4688 Sayılı Kamu Görevlileri Sendikaları Kanunu’nda revizyon öngören çalışmayla, toplu sözleşme düzeninin yol haritası oluşturulmak isteniyor. Bu yol haritası ışığında hazırlanacak yasa tasarısı Eylül ayının sonuna kadar Meclis’e sevk edilecek. Eğer ciddi bir problemle karşılaşılmazsa kamu görevlileri Kasım ayında toplu sözleşme masasına oturacaklar.

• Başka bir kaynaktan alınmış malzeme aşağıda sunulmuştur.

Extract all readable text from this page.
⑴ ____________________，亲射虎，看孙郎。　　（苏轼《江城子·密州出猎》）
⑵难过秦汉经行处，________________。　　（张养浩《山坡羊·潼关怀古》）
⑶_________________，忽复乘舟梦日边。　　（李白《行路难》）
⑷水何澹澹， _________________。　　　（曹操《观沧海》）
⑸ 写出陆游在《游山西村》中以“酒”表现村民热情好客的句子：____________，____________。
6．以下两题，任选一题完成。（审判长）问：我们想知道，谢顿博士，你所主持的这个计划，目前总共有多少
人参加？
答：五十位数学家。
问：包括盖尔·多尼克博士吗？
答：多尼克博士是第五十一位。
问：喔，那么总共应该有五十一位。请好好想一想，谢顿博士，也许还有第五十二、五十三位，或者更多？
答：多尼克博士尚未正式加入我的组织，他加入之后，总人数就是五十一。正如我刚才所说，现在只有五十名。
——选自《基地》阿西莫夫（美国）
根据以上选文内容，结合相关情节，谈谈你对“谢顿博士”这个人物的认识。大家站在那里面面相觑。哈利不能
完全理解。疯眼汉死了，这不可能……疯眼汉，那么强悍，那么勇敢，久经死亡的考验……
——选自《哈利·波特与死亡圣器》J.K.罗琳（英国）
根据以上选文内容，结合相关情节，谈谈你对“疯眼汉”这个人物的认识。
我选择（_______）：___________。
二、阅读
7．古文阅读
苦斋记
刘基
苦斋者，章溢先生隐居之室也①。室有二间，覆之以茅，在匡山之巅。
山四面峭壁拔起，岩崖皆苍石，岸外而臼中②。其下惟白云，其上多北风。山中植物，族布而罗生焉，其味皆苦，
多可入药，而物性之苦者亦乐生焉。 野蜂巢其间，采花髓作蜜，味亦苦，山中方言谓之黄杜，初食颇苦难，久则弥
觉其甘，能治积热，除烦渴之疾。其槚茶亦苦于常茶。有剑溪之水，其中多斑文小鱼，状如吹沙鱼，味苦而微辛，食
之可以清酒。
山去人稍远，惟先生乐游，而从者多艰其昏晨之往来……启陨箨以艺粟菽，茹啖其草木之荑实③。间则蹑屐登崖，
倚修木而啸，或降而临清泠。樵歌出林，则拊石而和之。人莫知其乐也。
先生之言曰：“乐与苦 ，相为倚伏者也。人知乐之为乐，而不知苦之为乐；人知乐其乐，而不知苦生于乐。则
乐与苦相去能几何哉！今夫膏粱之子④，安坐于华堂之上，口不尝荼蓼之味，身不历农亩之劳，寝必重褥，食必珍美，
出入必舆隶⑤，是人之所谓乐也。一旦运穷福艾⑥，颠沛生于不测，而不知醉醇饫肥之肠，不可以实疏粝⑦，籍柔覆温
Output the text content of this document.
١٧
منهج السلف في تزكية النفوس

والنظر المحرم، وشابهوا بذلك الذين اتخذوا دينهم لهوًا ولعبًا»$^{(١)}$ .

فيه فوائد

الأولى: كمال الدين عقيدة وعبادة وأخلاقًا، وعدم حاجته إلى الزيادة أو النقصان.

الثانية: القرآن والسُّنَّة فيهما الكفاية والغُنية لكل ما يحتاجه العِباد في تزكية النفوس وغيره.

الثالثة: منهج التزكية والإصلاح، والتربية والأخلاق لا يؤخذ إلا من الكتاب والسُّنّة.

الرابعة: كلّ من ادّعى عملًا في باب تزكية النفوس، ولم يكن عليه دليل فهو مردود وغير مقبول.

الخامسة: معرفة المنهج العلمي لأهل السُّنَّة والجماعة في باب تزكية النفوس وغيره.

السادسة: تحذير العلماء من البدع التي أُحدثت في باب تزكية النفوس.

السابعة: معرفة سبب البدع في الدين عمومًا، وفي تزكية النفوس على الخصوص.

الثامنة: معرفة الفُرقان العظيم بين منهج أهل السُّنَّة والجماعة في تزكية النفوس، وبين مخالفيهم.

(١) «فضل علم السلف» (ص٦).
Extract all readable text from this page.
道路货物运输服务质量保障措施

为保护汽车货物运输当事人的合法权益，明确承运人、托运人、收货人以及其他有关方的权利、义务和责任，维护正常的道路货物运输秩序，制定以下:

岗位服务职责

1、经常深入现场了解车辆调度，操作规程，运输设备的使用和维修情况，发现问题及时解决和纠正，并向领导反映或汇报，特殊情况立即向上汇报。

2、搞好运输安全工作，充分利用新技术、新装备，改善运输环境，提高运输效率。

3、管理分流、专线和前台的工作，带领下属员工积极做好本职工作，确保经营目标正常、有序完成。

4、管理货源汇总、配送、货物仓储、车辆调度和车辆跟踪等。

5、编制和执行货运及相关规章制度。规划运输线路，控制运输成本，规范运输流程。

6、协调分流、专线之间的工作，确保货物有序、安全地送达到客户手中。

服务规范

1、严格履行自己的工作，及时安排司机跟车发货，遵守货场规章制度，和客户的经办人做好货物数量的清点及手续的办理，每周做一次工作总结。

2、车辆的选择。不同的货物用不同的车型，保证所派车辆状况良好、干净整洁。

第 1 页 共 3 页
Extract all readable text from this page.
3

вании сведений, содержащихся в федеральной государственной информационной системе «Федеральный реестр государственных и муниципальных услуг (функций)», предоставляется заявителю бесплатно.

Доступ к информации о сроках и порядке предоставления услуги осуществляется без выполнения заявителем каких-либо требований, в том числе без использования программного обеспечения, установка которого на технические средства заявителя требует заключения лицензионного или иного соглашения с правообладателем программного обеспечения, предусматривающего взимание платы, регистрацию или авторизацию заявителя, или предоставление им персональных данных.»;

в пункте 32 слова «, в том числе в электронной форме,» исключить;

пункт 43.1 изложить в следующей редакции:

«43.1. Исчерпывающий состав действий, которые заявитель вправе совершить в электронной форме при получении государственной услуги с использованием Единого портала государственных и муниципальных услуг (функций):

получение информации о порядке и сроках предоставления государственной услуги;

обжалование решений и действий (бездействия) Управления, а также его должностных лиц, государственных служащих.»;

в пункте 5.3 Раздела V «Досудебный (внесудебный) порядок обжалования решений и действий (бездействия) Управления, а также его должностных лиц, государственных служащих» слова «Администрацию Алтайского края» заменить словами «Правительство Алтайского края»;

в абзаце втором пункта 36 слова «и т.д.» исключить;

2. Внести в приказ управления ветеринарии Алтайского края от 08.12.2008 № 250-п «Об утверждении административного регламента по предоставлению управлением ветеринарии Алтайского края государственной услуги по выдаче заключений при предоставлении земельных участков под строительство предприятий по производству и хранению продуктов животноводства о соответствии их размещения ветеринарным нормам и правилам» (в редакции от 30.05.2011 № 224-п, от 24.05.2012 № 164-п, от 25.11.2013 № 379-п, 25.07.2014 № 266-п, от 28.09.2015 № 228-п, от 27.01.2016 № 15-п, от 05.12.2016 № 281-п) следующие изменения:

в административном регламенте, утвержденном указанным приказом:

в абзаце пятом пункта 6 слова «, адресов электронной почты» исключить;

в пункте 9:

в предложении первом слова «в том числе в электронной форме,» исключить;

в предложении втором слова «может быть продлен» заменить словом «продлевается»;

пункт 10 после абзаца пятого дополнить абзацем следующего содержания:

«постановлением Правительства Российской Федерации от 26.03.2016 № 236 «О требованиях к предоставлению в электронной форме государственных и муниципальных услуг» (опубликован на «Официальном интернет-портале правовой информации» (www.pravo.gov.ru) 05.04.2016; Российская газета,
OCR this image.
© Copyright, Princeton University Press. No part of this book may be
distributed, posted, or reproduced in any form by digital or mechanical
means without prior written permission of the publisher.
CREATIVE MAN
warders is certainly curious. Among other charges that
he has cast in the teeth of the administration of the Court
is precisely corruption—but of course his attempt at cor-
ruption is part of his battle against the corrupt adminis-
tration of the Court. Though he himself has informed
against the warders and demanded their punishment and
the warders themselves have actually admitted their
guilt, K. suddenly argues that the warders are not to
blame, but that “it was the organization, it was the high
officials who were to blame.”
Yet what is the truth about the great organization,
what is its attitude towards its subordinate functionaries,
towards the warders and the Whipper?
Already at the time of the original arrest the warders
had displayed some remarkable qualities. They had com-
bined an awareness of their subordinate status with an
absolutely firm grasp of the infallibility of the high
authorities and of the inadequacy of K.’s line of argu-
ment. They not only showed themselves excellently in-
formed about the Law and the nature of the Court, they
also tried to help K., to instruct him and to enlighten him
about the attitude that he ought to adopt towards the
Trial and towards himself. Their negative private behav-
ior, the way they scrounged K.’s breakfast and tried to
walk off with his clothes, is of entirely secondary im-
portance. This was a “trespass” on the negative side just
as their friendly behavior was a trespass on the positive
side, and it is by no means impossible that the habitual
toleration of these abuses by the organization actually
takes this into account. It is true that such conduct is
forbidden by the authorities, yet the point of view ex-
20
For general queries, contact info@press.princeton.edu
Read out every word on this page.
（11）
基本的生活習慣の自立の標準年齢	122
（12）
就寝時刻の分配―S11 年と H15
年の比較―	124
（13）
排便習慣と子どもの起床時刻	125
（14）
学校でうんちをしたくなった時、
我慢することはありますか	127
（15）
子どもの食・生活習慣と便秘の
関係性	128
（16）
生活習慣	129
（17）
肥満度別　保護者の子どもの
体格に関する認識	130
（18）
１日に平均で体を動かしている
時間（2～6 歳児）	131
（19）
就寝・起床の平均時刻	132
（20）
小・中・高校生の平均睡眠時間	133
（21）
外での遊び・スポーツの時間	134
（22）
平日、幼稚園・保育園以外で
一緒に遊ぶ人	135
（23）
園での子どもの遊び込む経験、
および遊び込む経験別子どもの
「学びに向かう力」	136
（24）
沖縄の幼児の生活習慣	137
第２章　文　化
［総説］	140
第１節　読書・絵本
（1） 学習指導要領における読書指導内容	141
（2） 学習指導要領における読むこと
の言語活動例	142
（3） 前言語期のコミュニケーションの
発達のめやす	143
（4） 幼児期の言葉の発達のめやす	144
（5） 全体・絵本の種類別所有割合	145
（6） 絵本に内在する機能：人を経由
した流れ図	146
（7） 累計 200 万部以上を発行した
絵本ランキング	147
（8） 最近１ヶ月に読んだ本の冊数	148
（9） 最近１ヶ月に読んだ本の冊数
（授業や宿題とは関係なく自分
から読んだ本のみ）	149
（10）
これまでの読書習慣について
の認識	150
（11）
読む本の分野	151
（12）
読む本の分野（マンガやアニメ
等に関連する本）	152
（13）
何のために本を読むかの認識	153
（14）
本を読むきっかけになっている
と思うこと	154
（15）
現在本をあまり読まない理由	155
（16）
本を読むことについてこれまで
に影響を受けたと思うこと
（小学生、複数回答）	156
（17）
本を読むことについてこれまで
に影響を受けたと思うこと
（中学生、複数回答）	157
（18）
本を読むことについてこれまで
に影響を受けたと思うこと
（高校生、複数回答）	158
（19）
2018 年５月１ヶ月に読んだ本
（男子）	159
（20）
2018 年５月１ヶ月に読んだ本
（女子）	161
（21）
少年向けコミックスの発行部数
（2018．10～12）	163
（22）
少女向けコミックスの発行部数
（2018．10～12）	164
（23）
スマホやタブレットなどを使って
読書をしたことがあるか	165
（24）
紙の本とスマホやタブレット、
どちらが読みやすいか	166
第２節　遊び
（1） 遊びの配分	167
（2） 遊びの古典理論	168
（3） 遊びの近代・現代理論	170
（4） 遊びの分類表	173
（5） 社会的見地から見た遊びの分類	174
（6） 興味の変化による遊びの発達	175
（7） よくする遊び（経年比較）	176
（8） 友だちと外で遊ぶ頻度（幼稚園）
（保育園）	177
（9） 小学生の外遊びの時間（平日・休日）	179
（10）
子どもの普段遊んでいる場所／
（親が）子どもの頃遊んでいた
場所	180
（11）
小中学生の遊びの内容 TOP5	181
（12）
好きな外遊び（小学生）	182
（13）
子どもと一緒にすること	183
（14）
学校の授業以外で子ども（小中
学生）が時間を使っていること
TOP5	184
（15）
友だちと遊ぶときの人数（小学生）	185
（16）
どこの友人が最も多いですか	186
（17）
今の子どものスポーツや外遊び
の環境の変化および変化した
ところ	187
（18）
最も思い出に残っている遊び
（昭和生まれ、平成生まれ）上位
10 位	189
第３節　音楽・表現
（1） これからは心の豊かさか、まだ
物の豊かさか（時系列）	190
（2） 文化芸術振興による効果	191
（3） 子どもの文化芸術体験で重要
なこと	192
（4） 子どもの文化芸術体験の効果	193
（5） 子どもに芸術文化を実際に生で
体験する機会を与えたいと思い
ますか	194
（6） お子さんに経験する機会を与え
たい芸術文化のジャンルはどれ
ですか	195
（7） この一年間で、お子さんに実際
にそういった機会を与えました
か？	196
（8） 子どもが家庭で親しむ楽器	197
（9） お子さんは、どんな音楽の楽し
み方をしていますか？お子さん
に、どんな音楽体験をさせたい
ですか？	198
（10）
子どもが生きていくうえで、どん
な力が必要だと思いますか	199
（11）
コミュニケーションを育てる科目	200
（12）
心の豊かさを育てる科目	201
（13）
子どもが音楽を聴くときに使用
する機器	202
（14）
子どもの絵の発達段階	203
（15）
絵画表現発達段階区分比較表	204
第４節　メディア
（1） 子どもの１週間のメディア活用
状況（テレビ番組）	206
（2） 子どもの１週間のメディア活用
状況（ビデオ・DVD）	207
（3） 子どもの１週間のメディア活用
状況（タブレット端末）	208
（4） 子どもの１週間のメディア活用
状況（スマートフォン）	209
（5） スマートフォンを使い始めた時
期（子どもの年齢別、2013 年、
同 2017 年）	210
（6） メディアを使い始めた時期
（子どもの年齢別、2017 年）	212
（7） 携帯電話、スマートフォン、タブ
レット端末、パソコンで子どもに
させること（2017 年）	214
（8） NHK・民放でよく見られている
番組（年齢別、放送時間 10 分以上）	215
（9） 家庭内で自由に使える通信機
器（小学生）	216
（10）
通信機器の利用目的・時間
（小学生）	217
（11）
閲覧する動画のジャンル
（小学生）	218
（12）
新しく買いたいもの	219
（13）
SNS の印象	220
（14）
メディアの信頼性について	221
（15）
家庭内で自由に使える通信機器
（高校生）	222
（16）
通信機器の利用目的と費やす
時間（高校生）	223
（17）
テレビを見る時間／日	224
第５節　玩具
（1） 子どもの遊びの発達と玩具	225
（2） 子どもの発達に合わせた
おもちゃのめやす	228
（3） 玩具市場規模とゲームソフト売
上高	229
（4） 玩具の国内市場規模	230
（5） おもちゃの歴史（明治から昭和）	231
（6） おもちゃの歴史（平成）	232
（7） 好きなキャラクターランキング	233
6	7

Toplu sözleşmeyle ilgili tartışmalı alanları tek bir yazıda anlatmak mümkün değil. Bu yazımda toplu sözleşme sisteminin anahtarı görevini üstlenecek Kamu Görevlileri Hakem Kurulu’nun yapısı konusundaki uzlaşma ve uzlaşmazlık üzerinde durmak istiyorum. Tartışmayı sağlıklı yapabilmek için öncelikle, tarafların masaya getirdikleri öneriler üzerinden Kamu Görevlileri Hakem Kurulu(KGHK) ile ilgili seçenekleri inceleyelim.
Maliye Bakanlığı’nın görüşü: Bakanlar Kurulunca seçilecek bir üyenin başkanlığında, Kamu İşveren Heyeti Başkanı tarafından belirlenecek 4, üç konfederasyon tarafından belirlenecek 4 üye den oluşur.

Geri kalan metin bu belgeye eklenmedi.